The focus of this Budget must be on growth and generating the kind of growth our economy needs. This must come from investment, innovation and trade. But generating such a change from the unbalanced growth we saw in the last decade will not be straightforward. In particular, the governnent will need to create an environment that encourages business to invest and to do it in this country. It has made a good start by setting up the Growth Review and tasking all government departments with indentifying where they can reform policies that are blocking growth, and where new ones should be implemented to support growth and job creation. This joined-up approach suggests a different type of thinking across government about how it needs to engage and work with the private sector
It now needs to take this work forward by transforming its Growth Review into a Growth Mandate This would embed the process within government by setting out the progressive steps that it would take to dismantling the barriers to growth over the course of this Parliament. It would commit the whole of government to addressing these priority areas and report on the progress it was achieving at each Budget in the same way it does with the Fiscal Mandate.

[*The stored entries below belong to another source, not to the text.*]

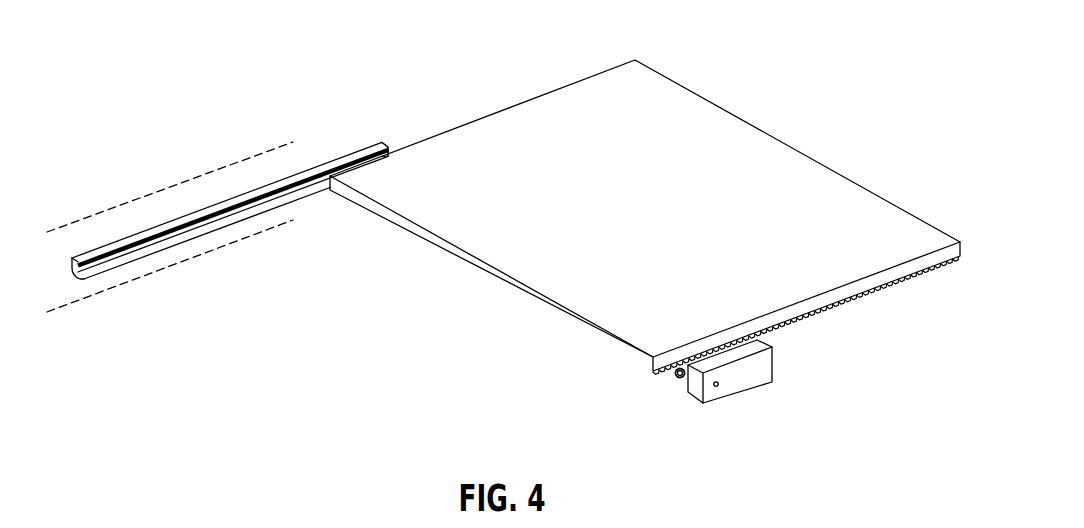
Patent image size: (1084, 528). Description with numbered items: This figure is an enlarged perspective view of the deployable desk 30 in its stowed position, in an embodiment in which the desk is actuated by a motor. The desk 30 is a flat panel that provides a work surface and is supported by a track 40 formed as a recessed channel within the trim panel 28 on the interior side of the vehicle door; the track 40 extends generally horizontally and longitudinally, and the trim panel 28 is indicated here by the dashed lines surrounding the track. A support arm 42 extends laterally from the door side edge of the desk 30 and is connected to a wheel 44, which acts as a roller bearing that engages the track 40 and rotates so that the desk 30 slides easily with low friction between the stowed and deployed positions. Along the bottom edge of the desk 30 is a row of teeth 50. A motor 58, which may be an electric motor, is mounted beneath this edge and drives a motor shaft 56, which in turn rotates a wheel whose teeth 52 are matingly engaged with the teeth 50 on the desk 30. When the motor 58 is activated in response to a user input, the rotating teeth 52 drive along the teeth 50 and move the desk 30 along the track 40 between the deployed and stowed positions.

The trim panel 28 is at (75, 238).
The deployable desk 30 is at (563, 118).
The track 40 is at (97, 263).
The support arm 42 is at (328, 170).
The wheel 44 is at (317, 168).
The teeth 50 is at (865, 293).
The teeth 52 is at (678, 377).
The motor shaft 56 is at (718, 384).
The motor 58 is at (772, 363).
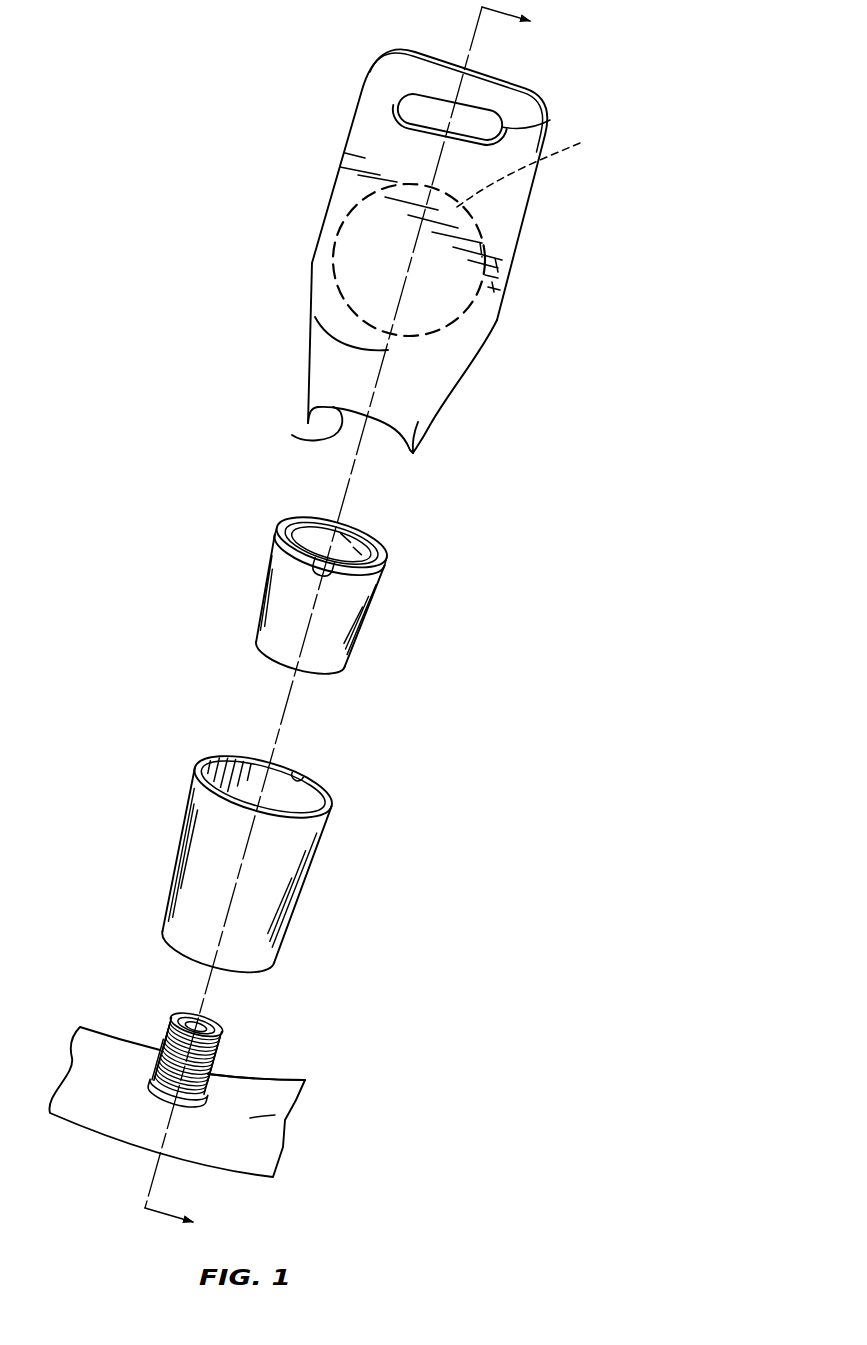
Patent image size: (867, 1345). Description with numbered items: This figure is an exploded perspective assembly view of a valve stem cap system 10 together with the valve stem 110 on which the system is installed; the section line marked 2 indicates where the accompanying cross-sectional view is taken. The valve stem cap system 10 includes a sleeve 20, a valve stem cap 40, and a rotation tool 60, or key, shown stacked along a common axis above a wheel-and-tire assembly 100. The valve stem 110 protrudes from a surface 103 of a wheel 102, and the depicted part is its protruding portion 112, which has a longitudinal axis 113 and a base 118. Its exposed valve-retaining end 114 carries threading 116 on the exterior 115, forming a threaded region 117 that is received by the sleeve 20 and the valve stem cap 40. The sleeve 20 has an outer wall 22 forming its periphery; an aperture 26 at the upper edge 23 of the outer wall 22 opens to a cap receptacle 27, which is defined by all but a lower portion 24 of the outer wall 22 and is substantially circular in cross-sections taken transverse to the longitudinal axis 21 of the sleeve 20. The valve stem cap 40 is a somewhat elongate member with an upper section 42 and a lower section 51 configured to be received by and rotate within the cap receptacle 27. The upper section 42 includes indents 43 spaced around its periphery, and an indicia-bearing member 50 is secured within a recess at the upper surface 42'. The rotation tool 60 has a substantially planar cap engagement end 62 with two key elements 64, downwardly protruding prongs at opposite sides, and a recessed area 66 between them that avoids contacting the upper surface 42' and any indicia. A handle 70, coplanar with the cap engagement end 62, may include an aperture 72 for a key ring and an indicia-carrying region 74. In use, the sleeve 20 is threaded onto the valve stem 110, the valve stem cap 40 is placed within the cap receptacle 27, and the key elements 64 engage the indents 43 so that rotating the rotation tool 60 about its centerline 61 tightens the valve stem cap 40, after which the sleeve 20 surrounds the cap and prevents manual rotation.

The section line 2- 2 is at (349, 621).
The valve stem cap system 10 is at (282, 112).
The sleeve 20 is at (334, 895).
The longitudinal axis 21 is at (243, 861).
The outer wall 22 is at (332, 799).
The upper edge 23 is at (286, 762).
The lower portion 24 is at (249, 961).
The aperture 26 is at (303, 780).
The cap receptacle 27 is at (230, 778).
The valve stem cap 40 is at (380, 634).
The upper section 42 is at (408, 546).
The upper surface 42' is at (355, 527).
The indent 43 is at (278, 524).
The indicia-bearing member 50 is at (368, 531).
The lower section 51 is at (356, 673).
The rotation tool 60 is at (498, 340).
The centerline 61 is at (311, 313).
The cap engagement end 62 is at (426, 443).
The key element 64 is at (306, 408).
The recessed area 66 is at (298, 438).
The handle 70 is at (543, 189).
The aperture 72 is at (549, 116).
The indicia-carrying region 74 is at (578, 148).
The wheel-and-tire assembly 100 is at (53, 1033).
The wheel 102 is at (290, 1157).
The surface 103 is at (240, 1123).
The valve stem 110 is at (161, 998).
The protruding portion 112 is at (222, 1090).
The longitudinal axis 113 is at (208, 1048).
The valve-retaining end 114 is at (194, 1029).
The exterior 115 is at (150, 1067).
The threading 116 is at (167, 1048).
The threaded region 117 is at (216, 1063).
The base 118 is at (163, 1095).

But, of course, a Growth Mandate will only deliver results if it is addressing the right issues. It is also important that, as well as mapping out a course for the rest of this Parliament, the Growth Review takes early steps to dismantle these barriers. The Chancellor should therefore match the transparency of the Growth Mandate with specific measures in four areas – tax, regulation, access to finance and skills.
The governnent has already taken some useful steps on taxation such as lowering the rate of corporation and setting up the Office of Tax Simplification. But given the potential mobility of much manufacturing investment, it needs to go further to create a truly competitive tax regime. For example, manufacturers tend to replace their machinery and equipment every seven to eight years but the reduction in capital allowances next year will mean it will take 33 years for the full cost of business investment to be written off against tax. We need a new approach that recognises the true cost of modern machines with short lives. Similarly, the R&D tax credit needs to go beyond its current support for the research stage of innovation to include the significant development costs and risks borne by manufacturers. Environmental taxation also needs to be made simpler and more competitive. If the government goes ahead with its current plans for a carbon price floor, some manufacturers will see their electricity use taxed four times. Other environmental taxes would therefore need to be scrapped or reduced.

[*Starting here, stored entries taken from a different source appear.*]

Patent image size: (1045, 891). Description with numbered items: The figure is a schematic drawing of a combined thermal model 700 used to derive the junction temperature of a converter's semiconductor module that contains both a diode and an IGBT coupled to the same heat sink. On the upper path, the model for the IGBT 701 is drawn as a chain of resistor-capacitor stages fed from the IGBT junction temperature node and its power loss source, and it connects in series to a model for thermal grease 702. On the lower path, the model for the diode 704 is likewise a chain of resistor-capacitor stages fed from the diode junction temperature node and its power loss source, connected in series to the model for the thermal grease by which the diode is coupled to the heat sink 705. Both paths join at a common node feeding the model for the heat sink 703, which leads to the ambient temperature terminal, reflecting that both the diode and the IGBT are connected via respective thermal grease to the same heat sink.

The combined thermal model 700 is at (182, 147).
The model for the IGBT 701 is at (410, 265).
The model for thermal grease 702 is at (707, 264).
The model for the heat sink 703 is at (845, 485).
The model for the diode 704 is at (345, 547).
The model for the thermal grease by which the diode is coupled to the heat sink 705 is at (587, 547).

The governnent has shown it is serious about reducing regulation by introducing a ‘one in, one out’ approach and by ensuring that all new regulatory proposals are scrutinised more rigorously. It should now add some extra transparency to this by ensuring that the final opinions of this scrutiny body, the Regulatory Policy Committee, are published before any new regulation is laid before Parliament. In addition, rather than trying to unpick individual items of regulation, it should examine entire areas to address unnecessary complexity, duplication and contradictions. Its current review of employment law is a good start but waste policy and climate change are other areas that are crying out for attention.
Growing businesses will also only be able to fulfil their ambitions if they can get access they finance they need to, for example, develop new products or markets. Requiring the banks to publish a new lending code and setting up the Independent Banking Commission is a good start but the government should now introduce independent monitoring of whether the banks are keeping to these principles and start to develop an action plan for implementing the Commission’s proposals.
These are some of the early steps that the government should take next month but the Budget should also point to much larger-scale ambitions. And as part of the Growth Mandate it should regularly track progress on dismantling barriers by reviewing progress in areas such as the tax and regulation costs faced by business, the net change in bank and non-bank lending to business and the proportion of companies facing skill shortages.
Ultimately, business will need to drive growth by investing, innovating and exporting but the Budget can start the task of creating the internationally competitive environment that helps it to do this.